Ces ponceaux représentaient deux pour cent de son chiffre d'affaires.

Ses suggestions

L'homme d'affaires a confié à la Commission Charbonneau que les commerçants comme lui était peu équipés pour faire face à de telles situations.

Il a formulé deux suggestions pour y pallier, dont une mesure qui s'inspirerait de la Loi sur les arrangements avec les créanciers de compagnies et qui protégerait un entrepreneur ou commerçant victime d'intimidation contre le refus d'un assureur de renouveler une police d'assurance.

«Vous voudriez un cadre réglementaire qui ferait en sorte que quand il est prouvé que vous êtes victime d'intimidation de ce genre-là, vos assureurs ne peuvent pas vous menacer de s'en aller, là.

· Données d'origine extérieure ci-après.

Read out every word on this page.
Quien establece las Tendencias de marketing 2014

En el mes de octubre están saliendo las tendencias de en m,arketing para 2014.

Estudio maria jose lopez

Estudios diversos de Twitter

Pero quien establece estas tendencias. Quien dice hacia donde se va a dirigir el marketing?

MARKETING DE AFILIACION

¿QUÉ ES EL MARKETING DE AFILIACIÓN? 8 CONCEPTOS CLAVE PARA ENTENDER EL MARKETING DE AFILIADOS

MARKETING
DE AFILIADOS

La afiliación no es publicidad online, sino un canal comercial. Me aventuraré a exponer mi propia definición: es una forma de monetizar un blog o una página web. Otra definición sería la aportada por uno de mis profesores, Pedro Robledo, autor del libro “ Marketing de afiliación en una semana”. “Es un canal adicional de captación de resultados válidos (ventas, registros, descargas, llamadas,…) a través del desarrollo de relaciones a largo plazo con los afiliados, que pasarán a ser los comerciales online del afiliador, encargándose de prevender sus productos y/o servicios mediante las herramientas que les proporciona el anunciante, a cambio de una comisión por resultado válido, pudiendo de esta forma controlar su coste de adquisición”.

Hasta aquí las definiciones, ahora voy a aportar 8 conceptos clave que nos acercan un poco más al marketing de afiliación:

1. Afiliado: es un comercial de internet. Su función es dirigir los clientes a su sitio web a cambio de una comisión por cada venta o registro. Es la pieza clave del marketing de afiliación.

Ils doivent rester là pour continuer à vous assurer?» a résumé le commissaire Renaud Lachance. M. Anctil a acquiescé.

M. Anctil a aussi proposé la constitution d'un fonds pour l'aide psychologique, juridique et financière des entrepreneurs et commerçants qui vivent de telles situations.

À la fin de son témoignage, la juge France Charbonneau l'a remercié. «Vous avez fait preuve de beaucoup de courage», lui a-t-elle lancé, notant la solidarité de sa famille, aussi engagée dans l'entreprise.

Après, la commission a poursuivi ses audiences en non-publication, comme prévu. Elle a maintenant entendu quatre des huit témoins qu'elle doit entendre sans que les médias puissent rapporter leurs propos. La commission doit en effet veiller à protéger la preuve dans les procès à venir et ces témoins doivent être appelés à la barre lors de prochains procès.